Vous avez évoqué précédemment la notion de dévalorisation, qu’en est-il des répercussions psychologiques sur les individus ?
Cette dévalorisation est souvent mal vécue par les partants, malgré l’obtention d’un jackpot en prime. «J’ai tout sacrifié pour cette entreprise et c’est ainsi qu’on me récompense», «on veut se débarrasser de moi de cette manière»… Souvent, ces termes reviennent pour illustrer le malaise des seniors. Au-delà de l’aspect matériel, ils ont le sentiment d’être jetés à la rue sans aucune reconnaissance. D’un point de vue psychologique, il faut savoir préparer ces personnes à accepter le changement dans leur vie. C’est un tournant important. Beaucoup de cadres, qui bénéficiaient d’importants avantages au sein de leur entreprise (mais aussi de considération), se sont retrouvés, du jour au lendemain, isolés, abandonnés sans assistance et sans soutien psychologique.

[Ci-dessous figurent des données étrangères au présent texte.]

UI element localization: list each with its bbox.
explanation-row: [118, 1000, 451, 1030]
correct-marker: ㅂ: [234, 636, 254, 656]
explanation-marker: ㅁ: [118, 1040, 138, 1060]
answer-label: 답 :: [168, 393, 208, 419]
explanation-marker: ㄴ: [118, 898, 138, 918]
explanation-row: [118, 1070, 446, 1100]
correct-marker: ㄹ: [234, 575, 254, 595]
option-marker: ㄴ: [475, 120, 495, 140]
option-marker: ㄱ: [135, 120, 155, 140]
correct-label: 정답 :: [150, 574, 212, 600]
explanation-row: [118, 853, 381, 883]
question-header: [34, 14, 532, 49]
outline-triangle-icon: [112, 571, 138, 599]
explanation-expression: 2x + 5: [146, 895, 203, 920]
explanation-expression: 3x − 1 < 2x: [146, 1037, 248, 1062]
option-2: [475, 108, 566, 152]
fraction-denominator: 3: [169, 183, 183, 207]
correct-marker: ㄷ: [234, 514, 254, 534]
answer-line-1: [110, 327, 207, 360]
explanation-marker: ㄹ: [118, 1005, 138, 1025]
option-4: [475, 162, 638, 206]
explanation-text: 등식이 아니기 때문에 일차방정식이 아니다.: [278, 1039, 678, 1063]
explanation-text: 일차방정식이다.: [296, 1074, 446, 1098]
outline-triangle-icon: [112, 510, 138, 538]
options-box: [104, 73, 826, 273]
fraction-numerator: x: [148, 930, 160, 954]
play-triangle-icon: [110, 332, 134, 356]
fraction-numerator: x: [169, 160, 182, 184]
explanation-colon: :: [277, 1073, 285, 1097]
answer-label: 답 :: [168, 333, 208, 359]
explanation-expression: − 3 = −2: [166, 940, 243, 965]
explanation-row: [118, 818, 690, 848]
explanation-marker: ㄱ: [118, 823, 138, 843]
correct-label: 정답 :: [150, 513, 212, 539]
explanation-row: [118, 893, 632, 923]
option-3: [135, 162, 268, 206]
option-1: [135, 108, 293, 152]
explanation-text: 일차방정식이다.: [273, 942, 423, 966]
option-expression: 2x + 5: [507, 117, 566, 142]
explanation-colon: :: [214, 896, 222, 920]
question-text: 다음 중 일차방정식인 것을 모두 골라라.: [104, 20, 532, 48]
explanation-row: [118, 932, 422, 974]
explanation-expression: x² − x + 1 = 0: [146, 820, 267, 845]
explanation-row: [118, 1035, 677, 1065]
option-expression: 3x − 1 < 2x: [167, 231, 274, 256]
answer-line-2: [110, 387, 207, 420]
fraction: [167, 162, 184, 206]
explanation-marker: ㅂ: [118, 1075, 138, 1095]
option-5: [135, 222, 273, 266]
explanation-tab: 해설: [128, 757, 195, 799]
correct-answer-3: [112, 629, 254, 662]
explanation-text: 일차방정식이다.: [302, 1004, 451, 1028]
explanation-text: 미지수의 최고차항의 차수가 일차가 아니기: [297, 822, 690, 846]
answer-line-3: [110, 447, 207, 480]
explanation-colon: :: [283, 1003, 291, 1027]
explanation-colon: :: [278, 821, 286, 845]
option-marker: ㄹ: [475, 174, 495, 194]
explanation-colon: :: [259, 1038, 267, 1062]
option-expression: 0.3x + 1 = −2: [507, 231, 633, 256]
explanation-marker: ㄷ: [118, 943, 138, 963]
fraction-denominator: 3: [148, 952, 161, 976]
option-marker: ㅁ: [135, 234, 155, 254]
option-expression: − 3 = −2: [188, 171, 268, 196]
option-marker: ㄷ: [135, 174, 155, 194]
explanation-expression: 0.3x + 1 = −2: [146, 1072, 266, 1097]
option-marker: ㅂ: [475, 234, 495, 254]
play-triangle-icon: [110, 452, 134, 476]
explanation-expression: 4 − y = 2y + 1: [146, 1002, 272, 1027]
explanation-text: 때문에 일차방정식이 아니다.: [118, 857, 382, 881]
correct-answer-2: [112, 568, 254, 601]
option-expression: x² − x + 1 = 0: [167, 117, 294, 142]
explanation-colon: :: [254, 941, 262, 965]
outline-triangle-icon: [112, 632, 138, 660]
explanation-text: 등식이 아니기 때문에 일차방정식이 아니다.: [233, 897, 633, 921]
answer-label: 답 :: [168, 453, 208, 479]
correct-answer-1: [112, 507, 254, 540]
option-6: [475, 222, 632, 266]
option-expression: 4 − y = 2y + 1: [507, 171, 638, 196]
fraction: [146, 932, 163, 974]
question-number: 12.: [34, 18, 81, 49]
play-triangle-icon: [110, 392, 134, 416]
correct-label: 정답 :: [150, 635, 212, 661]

A votre avis, cette vague de plans sociaux et de départs volontaires porte-t-elle préjudice aux seniors ?
Oui, si la préparation et l’accompagnement de cette population ne se fait pas dans les règles de l’art. Malheureusement, très peu de départs ont été réellement bien négociés et accompagnés. Bien évidemment, ce genre d’opérations est inéluctable pour certaines entreprises, sauf qu’il faut savoir bien les gérer. On a bien vu, dans certains exemples, que ces opérations ont été mal orchestrées. Les discours annoncés ne collaient pas à la réalité.

Leur apport au sein de l’entreprise est aujourd’hui indéniable, comment en tirer profit pour qu’ils ne se sentent pas mis à l’écart ?
Les entreprises ont les moyens de mobiliser les personnes. A 40 ou 50 ans, les seniors ont encore quelque chose à donner. On peut toujours les responsabiliser – s’ils n’ont pas d’autres tâches – en les utilisant notamment comme des consultants internes au sein de leur entreprise, en les impliquant dans différents projets (démarche qualité, démarche commerciale, dysfonctionnements au sein de l’entreprise…). C’est aussi une occasion de rassurer les jeunes qui, à leur tour, seront amenés à vivre cette situation.

Comment, de leur côté, les seniors peuvent-ils agir pour se rendre utile ?
Il est nécessaire qu’ils communiquent sur leurs compétences et sur leur valeur ajoutée dans l’entreprise. Peu de cadres dans cette situation essayent de faire un bilan de compétence pour montrer ce qu’ils peuvent apporter à l’entreprise. Celle-ci doit également s’organiser en vue de défendre une vision plus positive du travail des seniors. «Nous avons besoin de tout le monde pour avancer» : pour faire valoir cette idée, il faut tout mettre en œuvre pour changer de style de management des ressources humaines et promouvoir des organisations apprenantes.

ahmed al motamassik
Sociologue d’entreprise
L’expérience a montré que certaines entreprises ont perdu leur savoir-faire à cause d’un rajeunissement abusif des effectifs.